(Stefan Gleason, Money Metals News Service) Markets responded to the Federal Reserve’s widely anticipated 50 basis-point rate hike yesterday by rallying. Investors breathed a sigh of relief when Fed chairman Jerome Powell said a 75 basis-point future hike is off the table.
Virtually all asset classes – stocks, bonds, commodities, cryptocurrencies, and precious metals – moved higher by the end of the day. The question for investors is which rallies are sustainable – and which ones aren’t.
In the very near term, it’s possible for an “everything” relief rally to ensue. But it’s unlikely all asset classes will enter into major bull markets here.
Some may quickly resume the bearish trends that have prevailed so far in 2022.
For bonds, it was the worst four-month start to a year on a record. A similar story played out for Nasdaq-listed stocks.
Commodities, meanwhile, zoomed in the opposite direction to post impressive gains. Gold and silver went along for the ride before succumbing to selling pressure late last month.
With the recent news about inflation hitting a multi-decade high, some precious metals bulls are disappointed that gold and silver markets haven’t shown more strength. And the perma-bears who love to deride gold bugs want you to believe metals are destined to perform poorly as the Fed keeps hiking.
The measurable reality of gold’s recent and historical performance is far stronger than the naysayers acknowledge.
While gold is up a slight 3% year to date, it is vastly outperforming the 30-year Treasury bond (down 14%), the S&P 500 (down 10%), and even Bitcoin (down 15%).
Stock market enthusiasts who look at every dip as a buying opportunity might imagine that stocks are always the best asset class for the long run, that gold’s periods of outperformance are always short lived. They would be wrong.
If an entire decade isn’t a long enough period to consider, then how about two decades? Since May 5, 2002, the S&P 500 is up a total of 300%. Those returns have made stocks superior to bonds and cash, which have returned far less, over those 20 years.
Few buy-and-hold stock market investors would believe that they could have improved their returns by owning gold. But the measurable reality is that gold prices have gained 500% over the past two decades, handily besting stock market returns.
That’s despite the fact that gold spent most of 2012-2021 underperforming the stock market. Gold could be entering a new multi-year period of outperforming stocks within a multi-decade secular trend of outperformance.
The case for owning gold and silver now is compelling given the prevailing economic realities.
On the heels of a terrible first quarter GDP report and a series of worsening inflation readings, the U.S. economy in 2022 looks a lot like the stagflationary late 1970s – which gave us the last great precious metals mania.
Unfortunately, stagflation is a terrible backdrop for conventional stock and bond investing.
Billionaire hedge fund manager Paul Tudor Jones told CNBC this week, “You can’t think of a worse environment than where we are right now for financial assets.” He noted that investors must contend with “inflation on the one hand, slowing growth on the other” and concluded, “you don’t want to own bonds and stocks.”

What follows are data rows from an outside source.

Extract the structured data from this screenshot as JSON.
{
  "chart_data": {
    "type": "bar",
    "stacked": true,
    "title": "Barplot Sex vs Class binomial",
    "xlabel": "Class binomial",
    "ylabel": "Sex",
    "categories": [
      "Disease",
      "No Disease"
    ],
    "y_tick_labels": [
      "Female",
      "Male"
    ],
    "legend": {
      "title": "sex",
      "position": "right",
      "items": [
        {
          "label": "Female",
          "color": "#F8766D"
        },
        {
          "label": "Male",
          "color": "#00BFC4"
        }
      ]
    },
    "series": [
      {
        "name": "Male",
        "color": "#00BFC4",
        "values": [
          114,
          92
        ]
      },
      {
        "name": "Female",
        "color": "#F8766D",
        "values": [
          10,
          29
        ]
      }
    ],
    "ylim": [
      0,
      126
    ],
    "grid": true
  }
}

The 1970s bear market in financial assets was brutal. People tend to forget just how much real value was wiped out in the stock market because more was lost due to inflation than to price declines.
The Dow Jones Industrial Average hit a nominal price bottom in 1974. But it didn’t hit a real bottom until 1982 – after losing a devastating 75% from its peak, when measured against the Consumer Price Index (which was later reconfigured to understate inflation).
There were few places to hide during the 1970s besides precious metals.
From 1970 through 1979 – which notably included periods when the Fed was hiking rates aggressively – gold surged 15 times higher. That was more than enough to generate positive returns after inflation!
Silver during the late 1970s performed even better, leading to a spectacular 1980 spike to nearly $50/oz – a level that has yet to be exceeded decisively.
Even if we don’t see another precious metals bull run of similar magnitude this decade, there is still a good chance that gold and silver will hold up better in this challenging environment than both stocks and bonds. And there is still time for investors to position their portfolios accordingly.